Now we’re left with the crux of the problem, how do you conditionally execute your aggregateWindow()?

Flux offers conditional expressions that only work as variable assignments. Luckily for us, functions can be assigned to variables, and that’s the basic workaround we need to do what we want:

noOp = (every, fn, column="_value", tables=<-) => tablesaggrWinFn = if useAggrWin then aggregateWindow else noOpmyData
|> aggrWinFn(every: x, fn: sum)

This works fine, but it’s verbose, hard to read, and full of caveats. As you can see, I’ve chosen noOp to have a signature that’s not the full signature of aggregateWindow(). I took this shortcut because I knew that aggrWinFn() would always be called with a subset of the arguments available to aggregateWindow(). But if later I try to add more arguments to aggrWinFn(), this lazy approach will bite me back. A more robust choice would have been:

noOp = (
every: 1m,
period: 1m,
fn: mean,
column: "_value",
timeSrc: "_stop",
timeDst: "_time",
location: {offset: 0h, zone="UTC"},
createEmpty: true,
tables=<-
) => tables

(based on the documented definition of aggregateWindow() as of 6/14/2022).

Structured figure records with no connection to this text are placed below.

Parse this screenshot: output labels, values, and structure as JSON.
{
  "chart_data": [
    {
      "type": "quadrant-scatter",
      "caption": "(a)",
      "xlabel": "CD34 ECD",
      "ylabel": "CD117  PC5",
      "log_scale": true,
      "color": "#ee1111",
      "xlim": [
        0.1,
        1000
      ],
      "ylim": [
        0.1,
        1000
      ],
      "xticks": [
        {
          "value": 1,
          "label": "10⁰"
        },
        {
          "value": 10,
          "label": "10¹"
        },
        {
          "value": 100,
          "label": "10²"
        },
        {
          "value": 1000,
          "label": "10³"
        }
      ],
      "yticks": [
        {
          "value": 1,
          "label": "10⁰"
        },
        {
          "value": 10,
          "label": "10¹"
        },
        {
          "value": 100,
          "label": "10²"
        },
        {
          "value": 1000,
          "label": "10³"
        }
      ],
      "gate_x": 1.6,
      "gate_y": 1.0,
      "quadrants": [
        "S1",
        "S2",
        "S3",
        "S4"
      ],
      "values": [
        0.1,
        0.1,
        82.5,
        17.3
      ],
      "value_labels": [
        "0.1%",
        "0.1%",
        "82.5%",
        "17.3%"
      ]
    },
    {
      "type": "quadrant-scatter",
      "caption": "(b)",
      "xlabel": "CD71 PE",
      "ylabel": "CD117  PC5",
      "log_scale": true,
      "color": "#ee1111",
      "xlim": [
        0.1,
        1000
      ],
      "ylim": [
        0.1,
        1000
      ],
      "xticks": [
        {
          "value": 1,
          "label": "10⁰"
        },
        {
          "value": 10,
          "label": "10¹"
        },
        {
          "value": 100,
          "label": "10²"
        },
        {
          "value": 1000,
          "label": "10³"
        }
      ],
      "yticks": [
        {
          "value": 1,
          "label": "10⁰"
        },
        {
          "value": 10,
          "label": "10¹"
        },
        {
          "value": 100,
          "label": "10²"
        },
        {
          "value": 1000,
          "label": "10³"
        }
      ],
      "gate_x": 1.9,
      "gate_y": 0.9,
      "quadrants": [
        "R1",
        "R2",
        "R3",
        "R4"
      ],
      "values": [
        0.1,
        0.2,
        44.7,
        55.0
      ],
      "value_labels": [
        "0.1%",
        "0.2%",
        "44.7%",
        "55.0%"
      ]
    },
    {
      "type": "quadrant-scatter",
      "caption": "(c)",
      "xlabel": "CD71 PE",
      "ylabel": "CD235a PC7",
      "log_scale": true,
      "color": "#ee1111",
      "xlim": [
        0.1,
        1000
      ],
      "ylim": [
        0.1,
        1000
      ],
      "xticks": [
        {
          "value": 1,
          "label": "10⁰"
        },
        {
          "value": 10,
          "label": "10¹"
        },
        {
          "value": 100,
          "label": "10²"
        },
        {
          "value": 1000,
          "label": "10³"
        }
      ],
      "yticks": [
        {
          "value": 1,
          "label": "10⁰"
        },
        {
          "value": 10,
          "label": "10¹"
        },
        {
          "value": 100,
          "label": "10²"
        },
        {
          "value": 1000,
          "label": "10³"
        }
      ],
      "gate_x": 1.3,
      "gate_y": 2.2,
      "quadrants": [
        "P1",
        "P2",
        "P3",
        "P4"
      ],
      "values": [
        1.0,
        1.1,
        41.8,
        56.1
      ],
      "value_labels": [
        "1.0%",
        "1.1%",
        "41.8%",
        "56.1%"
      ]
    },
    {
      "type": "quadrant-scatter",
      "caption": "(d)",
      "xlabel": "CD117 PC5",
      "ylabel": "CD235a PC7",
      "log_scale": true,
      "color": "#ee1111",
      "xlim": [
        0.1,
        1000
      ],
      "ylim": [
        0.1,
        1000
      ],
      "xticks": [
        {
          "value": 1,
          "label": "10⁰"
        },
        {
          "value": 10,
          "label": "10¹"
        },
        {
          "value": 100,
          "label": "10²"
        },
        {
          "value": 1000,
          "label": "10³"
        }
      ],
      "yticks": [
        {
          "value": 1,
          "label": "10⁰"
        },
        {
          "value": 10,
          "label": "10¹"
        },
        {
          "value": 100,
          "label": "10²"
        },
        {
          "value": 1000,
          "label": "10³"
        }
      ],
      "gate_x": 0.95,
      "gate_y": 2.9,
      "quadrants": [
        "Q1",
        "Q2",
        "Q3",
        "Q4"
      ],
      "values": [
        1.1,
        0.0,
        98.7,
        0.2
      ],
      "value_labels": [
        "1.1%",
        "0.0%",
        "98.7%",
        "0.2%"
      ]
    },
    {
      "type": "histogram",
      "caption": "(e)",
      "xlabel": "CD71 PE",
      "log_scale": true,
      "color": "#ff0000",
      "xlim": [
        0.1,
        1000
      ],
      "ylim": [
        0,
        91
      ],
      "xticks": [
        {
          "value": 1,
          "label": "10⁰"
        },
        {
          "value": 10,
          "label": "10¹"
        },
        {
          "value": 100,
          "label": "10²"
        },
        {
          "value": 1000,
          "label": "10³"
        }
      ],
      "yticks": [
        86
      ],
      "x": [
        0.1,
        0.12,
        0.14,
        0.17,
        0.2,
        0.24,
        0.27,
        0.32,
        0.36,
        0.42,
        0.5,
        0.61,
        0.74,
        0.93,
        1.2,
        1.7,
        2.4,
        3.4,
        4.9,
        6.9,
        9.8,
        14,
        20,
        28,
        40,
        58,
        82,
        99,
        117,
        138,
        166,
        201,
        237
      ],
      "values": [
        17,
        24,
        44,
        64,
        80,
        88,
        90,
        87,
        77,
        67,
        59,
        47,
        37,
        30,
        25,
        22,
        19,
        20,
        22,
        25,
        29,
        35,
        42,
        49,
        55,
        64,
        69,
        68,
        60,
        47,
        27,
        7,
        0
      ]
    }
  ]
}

Given that noOp() doesn’t need to use any of the arguments, it’s ok for those defaults to get out of sync with future definitions of aggregateWindow(), but that might not be true for other use cases, like branch between code-that-does-something and code-that-does-something-different, instead of no-op.

Also, this definition of noOp() can only be used as a replacement of aggregateWindow(), it’s not a general purpose no-op function to be used for the general branching pattern of “do something or do nothing”. So you probably want to choose a more specific name.

These are some of the reasons why an inline implementation of conditional expressions within a stream of |> operators (as in the initial pseudocode) would be a much superior alternative to this hack. But while that’s not an option, the hack will have to do.